Reflina

Privacy Policy

Last updated: February 2026

1. Introduction

Reflina ("we", "our", "us") is committed to protecting your privacy and personal data. This Privacy Policy explains how we collect, use, store, and protect your information when you use our personal health dashboard at reflina.com. We comply with the General Data Protection Regulation (GDPR) and applicable data protection laws.

2. Data Controller

The data controller responsible for your personal data is:

Peter Iatsenia, Nicolas Lejeune, Oscar Rode
Email: nlej@cimalys.com

3. Information We Collect

We collect the following categories of information:

3.1 Information you provide voluntarily

  • Account information: your name and email address provided through Google OAuth sign-in
  • Health data: sleep entries, nutrition entries, and exercise entries that you manually log
  • Chat messages: messages you send to the AI-powered health assistant

3.2 Information generated by the service

  • AI-generated insights and responses based on your health data

4. How We Use Your Information

We use your information for the following purposes:

  • To provide and operate the health dashboard, including tracking your sleep, nutrition, and exercise
  • To generate AI-powered insights and respond to your chat messages
  • To authenticate your identity and maintain your account
  • To improve and maintain the service
  • To comply with legal obligations

5. Legal Basis for Processing (GDPR)

We process your personal data on the following legal bases:

  • Consent: You provide consent when you sign in with Google OAuth and voluntarily enter your health data
  • Contract performance: Processing is necessary to provide you with the service
  • Legitimate interests: We process data to improve our service and ensure its security

6. Health Data

Reflina processes health-related data (sleep, nutrition, and exercise entries) that you voluntarily provide. This data is considered special category data under GDPR Article 9. We process this data based on your explicit consent, which you provide by entering data into the application. You may withdraw consent and request deletion of your health data at any time.

7. AI Processing

Your health data and chat messages are sent to a third-party AI provider (OpenRouter) to generate personalized insights and responses. This data is transmitted securely and is used solely for generating your insights. We do not use your data to train AI models. The AI provider processes your data according to their own privacy policy and data processing agreements.

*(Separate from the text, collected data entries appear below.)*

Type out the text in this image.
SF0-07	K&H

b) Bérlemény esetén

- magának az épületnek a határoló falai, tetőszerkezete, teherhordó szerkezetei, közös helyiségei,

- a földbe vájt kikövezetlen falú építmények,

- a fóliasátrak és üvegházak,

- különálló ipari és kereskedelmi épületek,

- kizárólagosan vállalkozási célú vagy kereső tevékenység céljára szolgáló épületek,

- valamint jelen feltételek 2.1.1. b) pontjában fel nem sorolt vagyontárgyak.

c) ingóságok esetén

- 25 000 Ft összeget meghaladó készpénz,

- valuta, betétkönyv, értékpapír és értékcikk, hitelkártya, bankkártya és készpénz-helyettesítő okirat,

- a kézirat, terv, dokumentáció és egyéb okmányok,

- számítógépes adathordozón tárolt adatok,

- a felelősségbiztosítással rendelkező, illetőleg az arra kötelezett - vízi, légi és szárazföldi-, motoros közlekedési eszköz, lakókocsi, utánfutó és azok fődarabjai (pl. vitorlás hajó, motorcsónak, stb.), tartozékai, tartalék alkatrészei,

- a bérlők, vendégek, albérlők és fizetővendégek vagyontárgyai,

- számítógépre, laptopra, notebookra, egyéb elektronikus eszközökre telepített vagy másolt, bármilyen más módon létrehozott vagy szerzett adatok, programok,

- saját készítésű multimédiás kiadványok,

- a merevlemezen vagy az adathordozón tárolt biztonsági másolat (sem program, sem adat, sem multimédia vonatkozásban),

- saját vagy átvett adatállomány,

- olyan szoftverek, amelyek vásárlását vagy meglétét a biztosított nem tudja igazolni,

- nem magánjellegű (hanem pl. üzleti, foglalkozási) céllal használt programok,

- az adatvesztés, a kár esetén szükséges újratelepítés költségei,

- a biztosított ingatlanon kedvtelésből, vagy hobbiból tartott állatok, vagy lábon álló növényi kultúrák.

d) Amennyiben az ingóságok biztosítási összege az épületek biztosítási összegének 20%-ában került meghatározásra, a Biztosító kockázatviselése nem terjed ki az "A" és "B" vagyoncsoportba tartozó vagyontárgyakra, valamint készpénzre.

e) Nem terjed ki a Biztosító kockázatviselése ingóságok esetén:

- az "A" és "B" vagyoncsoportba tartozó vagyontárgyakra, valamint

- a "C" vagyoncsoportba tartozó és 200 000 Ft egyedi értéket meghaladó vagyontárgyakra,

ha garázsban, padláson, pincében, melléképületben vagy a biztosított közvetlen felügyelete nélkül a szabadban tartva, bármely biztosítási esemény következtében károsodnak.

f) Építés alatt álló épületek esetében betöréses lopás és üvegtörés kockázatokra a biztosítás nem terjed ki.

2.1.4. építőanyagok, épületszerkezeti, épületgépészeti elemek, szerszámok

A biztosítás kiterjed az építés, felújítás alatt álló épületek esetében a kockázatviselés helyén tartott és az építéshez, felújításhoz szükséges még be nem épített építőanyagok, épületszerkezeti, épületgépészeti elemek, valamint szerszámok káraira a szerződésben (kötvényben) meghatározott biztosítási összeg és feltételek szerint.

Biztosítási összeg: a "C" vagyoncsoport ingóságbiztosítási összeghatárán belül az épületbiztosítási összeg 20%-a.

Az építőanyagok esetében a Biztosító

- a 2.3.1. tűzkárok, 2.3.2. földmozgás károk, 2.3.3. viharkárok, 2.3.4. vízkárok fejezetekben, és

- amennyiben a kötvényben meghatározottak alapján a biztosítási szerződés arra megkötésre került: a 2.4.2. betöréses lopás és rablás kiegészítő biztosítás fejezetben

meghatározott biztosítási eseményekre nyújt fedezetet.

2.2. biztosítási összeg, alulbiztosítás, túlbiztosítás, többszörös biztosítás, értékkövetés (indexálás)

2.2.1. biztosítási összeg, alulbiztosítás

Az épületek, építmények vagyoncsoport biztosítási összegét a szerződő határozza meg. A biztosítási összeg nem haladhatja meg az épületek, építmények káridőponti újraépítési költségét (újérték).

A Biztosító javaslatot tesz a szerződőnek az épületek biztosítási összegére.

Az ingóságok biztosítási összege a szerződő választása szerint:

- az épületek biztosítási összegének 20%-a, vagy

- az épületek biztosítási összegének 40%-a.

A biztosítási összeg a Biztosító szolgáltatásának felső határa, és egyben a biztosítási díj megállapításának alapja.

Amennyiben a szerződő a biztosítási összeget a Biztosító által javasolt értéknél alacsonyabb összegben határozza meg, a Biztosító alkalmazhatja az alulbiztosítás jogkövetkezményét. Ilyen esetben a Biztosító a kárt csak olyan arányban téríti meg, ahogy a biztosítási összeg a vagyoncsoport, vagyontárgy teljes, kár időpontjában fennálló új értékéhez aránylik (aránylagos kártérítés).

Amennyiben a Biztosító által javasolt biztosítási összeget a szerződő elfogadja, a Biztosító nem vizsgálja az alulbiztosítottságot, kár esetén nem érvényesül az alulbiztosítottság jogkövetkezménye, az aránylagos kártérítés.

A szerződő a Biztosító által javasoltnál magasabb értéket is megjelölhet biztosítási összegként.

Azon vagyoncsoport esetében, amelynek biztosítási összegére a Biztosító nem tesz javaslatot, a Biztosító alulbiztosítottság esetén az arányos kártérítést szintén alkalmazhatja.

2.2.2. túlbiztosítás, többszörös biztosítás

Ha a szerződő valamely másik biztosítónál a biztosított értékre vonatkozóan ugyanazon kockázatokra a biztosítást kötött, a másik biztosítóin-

8. Data Storage and Security

Your data is stored securely using Supabase infrastructure. We implement the following security measures:

  • HTTPS/TLS encryption for all data in transit
  • Database encryption at rest via Supabase PostgreSQL
  • Row Level Security (RLS) ensuring users can only access their own data
  • OAuth 2.0 for secure Google authentication
  • Breach notification within 72 hours in accordance with GDPR Article 33

9. Data Retention

We retain your personal data for as long as your account is active. If you delete your account, we will delete your personal data within 30 days, except where retention is required by law. AI-generated insights are retained for the same duration as the underlying health data they were derived from.

10. Your Rights Under GDPR

Under GDPR, you have the following rights regarding your personal data:

  • Right of access: Request a copy of the personal data we hold about you
  • Right to rectification: Request correction of inaccurate or incomplete data
  • Right to erasure: Request deletion of your personal data
  • Right to restriction: Request restriction of processing of your data
  • Right to data portability: Request a machine-readable copy of your data
  • Right to object: Object to processing based on legitimate interests
  • Right to withdraw consent: Withdraw your consent at any time

To exercise any of these rights, contact us at nlej@cimalys.com. We will respond to your request within 30 days.

11. Third-Party Services

We use the following third-party services to operate Reflina:

  • Supabase: Database hosting, authentication, and backend infrastructure
  • Google OAuth: Authentication and sign-in
  • OpenRouter: AI processing for health insights and chat
  • Vercel: Application hosting

Each of these services operates under their own privacy policies. We encourage you to review their respective policies.

12. Cookies

Reflina uses only strictly necessary cookies for authentication session management via Supabase Auth. We do not use any tracking, analytics, or advertising cookies. No consent banner is required as we only use essential cookies necessary for the service to function.

13. International Data Transfers

Your data may be transferred to and processed in countries outside the European Economic Area (EEA) through our third-party service providers. Where such transfers occur, we ensure appropriate safeguards are in place, including Standard Contractual Clauses (SCCs), to protect your data in accordance with GDPR requirements.

14. Children's Privacy

Reflina is not directed at individuals under the age of 18. We do not knowingly collect personal data from children. If you believe that a child has provided us with personal data, please contact us and we will promptly delete such information.

15. Changes to This Policy

We may update this Privacy Policy from time to time. Any changes will be reflected in the "Last updated" date at the top of this page. We encourage you to review this policy periodically. Continued use of the service after changes constitutes acceptance of the updated policy.

16. Contact

If you have any questions about this Privacy Policy or wish to exercise your data protection rights, please contact us at:

Peter Iatsenia, Nicolas Lejeune, Oscar Rode
Email: nlej@cimalys.com

You also have the right to lodge a complaint with a supervisory authority if you believe your data protection rights have been violated.